Day 3 at ESOF 2016 was the focal day of the Science to Business programme, placing a strong emphasis on the importance of relationships. Industry experts gave talks and held discussions on key topics such as doping in sports, innovation in the developing world and global scientific collaboration.
The morning began with concurrent talks by Nobel Laureate in Physics, Brian Schmidt and serial entrepreneur and Angel investor, Sherry Coutu. Schmidt spoke about traditional collaborations no longer being sufficient to create ‘big science’, and encouraged a truly global approach to research that unites countries such as the US and South Africa, and Switzerland and Brazil. Meanwhile Coutu spoke from a business point of view and stressed crucial need for businesses to work together in order to expand.

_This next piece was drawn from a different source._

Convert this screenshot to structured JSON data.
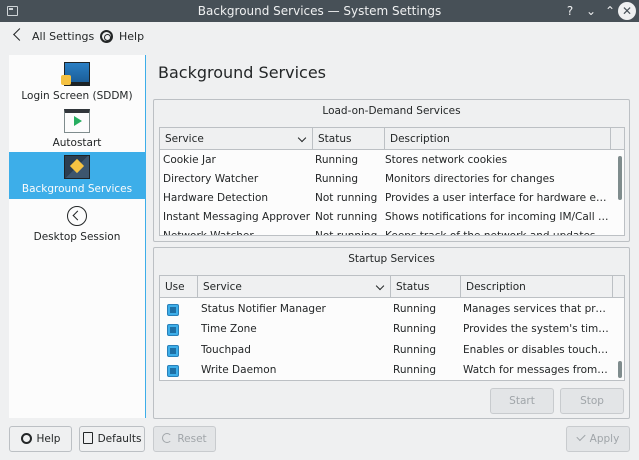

A highlight of the day was the conversation between comedian and producer John Lloyd (QI, Blackadder) and father of graphene, Sir Andre Geim. Lloyd quipped that physics is poorly taught in schools, “physicists hate kids, they don’t obey any laws, just run around in Brownian Motion”. Geim joked that he was positively bored of graphene and talked about his latest research into layering composites of 2D materials. The future of 2D materials in industry was discussed in a session with Geim’s co-creater of graphene, Sir Kostya Novoselov and leader in graphene innovation, Professor Frank Koppens.
Professor Jacqueline McGlade from The Institution Of Environmental Sciences gave an incredibly eloquent keynote on a range of issues affecting the developing world, from climate change and polluted water to toxic crops and sustainability. McGlade’s session was truly thought provoking as she shared that her life with the Maasai tribe of Kenya, who embody sustainable living. She stated that "the western science model still hasn't accepted indigenous knowledge, and we'll need people like the Massai, to move forward".
Among the closing sessions was a topical discourse on doping in elite sports. From the discussion it became clear that both althetes and the governance of sport are under threat from gene doping due to advances in gene and cell therapy and gene editing.
All in all the day was filled with a multitude of intriguing discussions and topical talks, which were throughly enjoyed and provoked much thought and further discussion.